Um Erfolge und die Partnerstrategie ging es auf einer IBM-Partnerveranstaltung in München, auf der IT-BUSINESS mit Olaf Scamperle, Vice-President Global Business Partners DACH, sprach.

Wachsende Software-Umsätze

Global betrachtet wurden im Jahr 2014 mit weltweit über 40.000 Software- und Hardware-Leads etwa 2,5 Milliarden US-Dollar umgesetzt. Im Vergleich zu 2013 stieg dabei der Software-Umsatz um über 30 Prozent. Der umsatzmäßige Bedeutungszuwachs von Software vor dem Hintergrund strategischer Verkäufe von Hardware-Segmenten aus dem IBM-Portfolio lässt die Frage aufkommen, ob hier eine schleichende „Abkehr vom Blech“ stattfindet.

Bekenntnis zur Hardware

Olaf Scamperle machte im Gespräch mit IT-BUSINESS deutlich, dass IBM keineswegs eine Abkehr von der Hardware hinter sich hat, und begründete dies damit, dass Hardware für IBM nach wie vor ein strategisches Geschäftsfeld sei, „auch wenn wir das x86-er Geschäft an ­Lenovo und die Chipfertigungsstätten an Globalfoundries verkauft haben“.
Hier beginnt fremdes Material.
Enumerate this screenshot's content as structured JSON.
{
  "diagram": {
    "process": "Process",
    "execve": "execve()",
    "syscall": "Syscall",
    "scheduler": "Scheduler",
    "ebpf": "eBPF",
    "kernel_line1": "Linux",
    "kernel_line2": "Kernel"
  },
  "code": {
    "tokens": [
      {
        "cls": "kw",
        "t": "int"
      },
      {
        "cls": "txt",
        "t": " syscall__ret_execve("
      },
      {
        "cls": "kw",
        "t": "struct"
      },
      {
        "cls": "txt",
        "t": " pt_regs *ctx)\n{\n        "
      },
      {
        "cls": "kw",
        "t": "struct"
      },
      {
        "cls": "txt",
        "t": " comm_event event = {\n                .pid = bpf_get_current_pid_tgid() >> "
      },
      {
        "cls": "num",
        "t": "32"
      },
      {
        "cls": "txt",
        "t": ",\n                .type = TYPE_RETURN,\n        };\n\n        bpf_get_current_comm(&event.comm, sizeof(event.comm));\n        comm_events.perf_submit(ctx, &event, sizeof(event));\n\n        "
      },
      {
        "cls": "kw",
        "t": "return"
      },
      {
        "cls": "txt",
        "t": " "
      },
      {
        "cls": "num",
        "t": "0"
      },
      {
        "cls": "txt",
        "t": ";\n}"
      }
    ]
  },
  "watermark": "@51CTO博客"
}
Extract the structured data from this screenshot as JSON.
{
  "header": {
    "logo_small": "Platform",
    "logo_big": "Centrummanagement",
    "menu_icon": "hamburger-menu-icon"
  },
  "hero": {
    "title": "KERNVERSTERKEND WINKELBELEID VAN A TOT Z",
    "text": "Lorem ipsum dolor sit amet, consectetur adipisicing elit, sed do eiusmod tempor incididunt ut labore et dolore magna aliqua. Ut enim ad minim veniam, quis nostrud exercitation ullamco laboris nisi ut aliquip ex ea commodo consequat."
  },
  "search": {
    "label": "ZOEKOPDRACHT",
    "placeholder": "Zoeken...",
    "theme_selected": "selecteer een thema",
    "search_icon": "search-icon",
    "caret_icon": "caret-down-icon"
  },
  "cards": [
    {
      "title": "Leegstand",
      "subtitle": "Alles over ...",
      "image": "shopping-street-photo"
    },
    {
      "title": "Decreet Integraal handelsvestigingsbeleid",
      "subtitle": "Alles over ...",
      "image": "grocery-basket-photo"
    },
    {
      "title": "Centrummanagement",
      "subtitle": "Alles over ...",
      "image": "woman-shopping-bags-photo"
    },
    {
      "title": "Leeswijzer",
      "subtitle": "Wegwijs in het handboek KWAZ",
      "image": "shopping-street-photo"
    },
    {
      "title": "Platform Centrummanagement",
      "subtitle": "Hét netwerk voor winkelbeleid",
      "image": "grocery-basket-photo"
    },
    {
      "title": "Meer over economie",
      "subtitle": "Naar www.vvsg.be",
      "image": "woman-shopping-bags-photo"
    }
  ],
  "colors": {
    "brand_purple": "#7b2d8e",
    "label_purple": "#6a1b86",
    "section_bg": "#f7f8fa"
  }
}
Scamperle brachte es auf den Punkt: „Die Power-Plattform, Mainframes oder allgemein Technologie und Knowhow in Sachen Hardware sind wichtiger denn je, denn Software und Cloud-Lösungen laufen nun mal nicht auf Toastern.“

High-Value-Strategie

In IBM-z13-Mainframes stecken Unternehmensangaben zufolge fünf Jahre Entwicklungszeit.
In IBM-z13-Mainframes stecken Unternehmensangaben zufolge fünf Jahre Entwicklungszeit. (Bild: IBM)

In einer Präsentation wurde die Hardware-Strategie von IBM vielmehr als „Systems Hardware Transformation“ beschrieben. Eine Transformation, die im Jahr 2013 startete und die in Richtung „High-Value-­Lösungen“ weist. Man könnte also sagen: „Mainframe, statt x86-er Plattform“ – unter „High Value“ versteht man bei IBM nämlich Maschinen wie den im Januar dieses Jahres angekündigten z13 (siehe Kasten).